Côté éligibilité : pour « rénovation d'ampleur copropriété à Villefranche-sur-Mer », un ménage très modeste mobilise jusqu'à 32 000 €, un ménage modeste 24 000 €, un ménage intermédiaire 18 000 € et un ménage aux revenus supérieurs 4 000 € sur l'assiette de 40 000 € HT. À deux classes gagnées, l'assiette redescend à 30 000 € HT et les montants suivent dans la même proportion.
Le solde après aides s'étale : sur le cas type à Villefranche-sur-Mer, le reste à charge d'un ménage très modeste ressort à 6 000 € après aide ANAH et prise en charge de l'accompagnement.
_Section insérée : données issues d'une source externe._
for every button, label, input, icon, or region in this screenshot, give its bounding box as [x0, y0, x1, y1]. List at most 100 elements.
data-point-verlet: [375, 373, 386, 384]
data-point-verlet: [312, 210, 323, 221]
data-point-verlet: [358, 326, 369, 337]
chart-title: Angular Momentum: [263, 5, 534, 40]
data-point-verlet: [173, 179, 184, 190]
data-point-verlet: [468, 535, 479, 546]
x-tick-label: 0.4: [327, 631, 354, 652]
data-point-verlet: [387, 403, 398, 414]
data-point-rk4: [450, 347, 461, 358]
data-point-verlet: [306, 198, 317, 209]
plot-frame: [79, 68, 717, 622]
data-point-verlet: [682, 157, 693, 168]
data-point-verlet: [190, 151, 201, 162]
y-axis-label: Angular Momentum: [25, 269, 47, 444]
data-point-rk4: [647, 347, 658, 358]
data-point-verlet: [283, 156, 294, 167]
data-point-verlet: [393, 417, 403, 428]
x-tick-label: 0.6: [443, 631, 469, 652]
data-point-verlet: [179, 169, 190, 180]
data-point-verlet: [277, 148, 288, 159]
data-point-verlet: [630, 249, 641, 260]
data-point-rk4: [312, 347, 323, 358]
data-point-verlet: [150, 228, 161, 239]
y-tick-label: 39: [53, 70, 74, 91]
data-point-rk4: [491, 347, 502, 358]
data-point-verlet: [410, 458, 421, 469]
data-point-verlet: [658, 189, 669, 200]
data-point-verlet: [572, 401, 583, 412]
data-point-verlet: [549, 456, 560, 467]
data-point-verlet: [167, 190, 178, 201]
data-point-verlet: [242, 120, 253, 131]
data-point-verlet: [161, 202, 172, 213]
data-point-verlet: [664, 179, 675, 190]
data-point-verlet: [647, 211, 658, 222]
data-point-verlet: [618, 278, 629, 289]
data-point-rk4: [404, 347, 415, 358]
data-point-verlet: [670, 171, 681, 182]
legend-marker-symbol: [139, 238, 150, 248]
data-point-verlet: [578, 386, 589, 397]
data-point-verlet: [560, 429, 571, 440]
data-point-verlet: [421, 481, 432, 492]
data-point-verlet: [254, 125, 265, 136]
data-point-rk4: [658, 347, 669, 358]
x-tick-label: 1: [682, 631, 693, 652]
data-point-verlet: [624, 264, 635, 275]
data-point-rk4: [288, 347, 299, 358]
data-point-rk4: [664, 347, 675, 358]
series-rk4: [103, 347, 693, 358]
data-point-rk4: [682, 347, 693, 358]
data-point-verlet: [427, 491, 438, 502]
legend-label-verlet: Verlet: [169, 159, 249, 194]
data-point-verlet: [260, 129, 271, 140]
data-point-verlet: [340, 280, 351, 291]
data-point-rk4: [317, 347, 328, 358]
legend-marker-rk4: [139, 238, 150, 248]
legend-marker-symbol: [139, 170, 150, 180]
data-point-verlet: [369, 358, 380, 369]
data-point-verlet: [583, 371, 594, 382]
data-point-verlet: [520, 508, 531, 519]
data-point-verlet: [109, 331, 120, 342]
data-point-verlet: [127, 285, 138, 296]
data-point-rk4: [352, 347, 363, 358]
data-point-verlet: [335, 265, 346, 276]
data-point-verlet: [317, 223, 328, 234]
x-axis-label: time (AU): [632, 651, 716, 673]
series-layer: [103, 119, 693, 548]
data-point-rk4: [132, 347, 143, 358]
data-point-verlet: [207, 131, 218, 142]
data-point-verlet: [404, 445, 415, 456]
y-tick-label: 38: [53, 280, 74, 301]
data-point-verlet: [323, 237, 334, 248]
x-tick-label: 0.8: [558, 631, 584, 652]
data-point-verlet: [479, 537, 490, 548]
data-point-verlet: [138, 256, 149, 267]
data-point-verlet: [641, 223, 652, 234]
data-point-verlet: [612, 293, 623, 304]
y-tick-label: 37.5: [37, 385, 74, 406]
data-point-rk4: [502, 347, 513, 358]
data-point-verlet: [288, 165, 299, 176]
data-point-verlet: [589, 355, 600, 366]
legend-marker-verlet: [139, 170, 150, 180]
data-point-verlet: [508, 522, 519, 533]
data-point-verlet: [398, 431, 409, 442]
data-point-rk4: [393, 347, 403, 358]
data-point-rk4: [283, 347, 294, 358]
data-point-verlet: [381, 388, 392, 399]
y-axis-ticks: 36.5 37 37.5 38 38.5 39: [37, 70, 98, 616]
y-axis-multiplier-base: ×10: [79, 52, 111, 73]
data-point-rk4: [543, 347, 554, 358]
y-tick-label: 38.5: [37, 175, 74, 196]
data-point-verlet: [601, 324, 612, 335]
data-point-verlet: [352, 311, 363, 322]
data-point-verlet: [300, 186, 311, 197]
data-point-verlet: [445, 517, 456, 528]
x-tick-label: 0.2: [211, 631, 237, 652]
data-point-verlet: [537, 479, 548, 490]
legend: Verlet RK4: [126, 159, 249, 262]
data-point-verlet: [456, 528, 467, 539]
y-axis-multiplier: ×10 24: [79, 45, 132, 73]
Étalé sur quinze ans en éco-prêt à taux zéro, cela représente de l'ordre de 35 € par mois, à comparer aux 1 210 € d'économie annuelle attendue sur la facture d'énergie.
La zone climatique n'est pas un détail administratif : à Villefranche-sur-Mer, en zone H3, la base conventionnelle retenue est de 195 kWh/m²/an. C'est elle qui fixe le retour sur investissement de un programme voté en assemblée générale et qui explique qu'un même ouvrage soit prioritaire ici et secondaire dans une zone plus tempérée.
La densité de diagnostics renseigne sur la maturité du marché : 1 853 DPE publiés par l'ADEME à Villefranche-sur-Mer, soit 763 pour 1 000 résidences principales. Un tel volume conditionne les délais de un maître d'œuvre mandaté par le syndicat, dont l'intervention sur un programme voté en assemblée générale dure dix-huit à trente mois, études comprises.
Le métré fait foi avant toute discussion de prix : à Villefranche-sur-Mer, sur une base de 105 m² en zone H3, un programme voté en assemblée générale représente de l'ordre de 105 lot principal. Multiplié par un prix unitaire de 9 000 à 24 000 €, on obtient une fourchette de 945 000 € à 2 520 000 € TTC, que le plafond d'assiette de 40 000 € HT vient ensuite borner.
L'écart entre profils est considérable à Villefranche-sur-Mer : 32 000 € pour un ménage très modeste contre 4 000 € pour un ménage aux revenus supérieurs, sur la même assiette de 40 000 € HT. Pour un programme voté en assemblée générale, le montage financier n'a donc rien de commun d'un foyer à l'autre.
Ce que vérifie l'instructeur avant de payer à Villefranche-sur-Mer : que un gain d'au moins 35 % de consommation conventionnelle figure au devis, que un maître d'œuvre mandaté par le syndicat soit qualifié RGE à la date de signature, et que la levée des réserves lot par lot soit joint. À la clé, un solde pouvant atteindre 32 000 €.
La part de propriétaires occupants — 62 % à Villefranche-sur-Mer — dessine le volume de projets réellement engageables à court terme sur un programme voté en assemblée générale, soit environ 1 505 logements. Le reste du parc suppose un montage locatif, avec ses propres conditions d'éligibilité.
Ne signez rien avant l'accord : sur un programme voté en assemblée générale à Villefranche-sur-Mer, l'antériorité du dossier est une condition d'éligibilité, pas une formalité. L'enjeu se chiffre à 32 000 € pour un profil très modeste et 18 000 € pour un profil intermédiaire.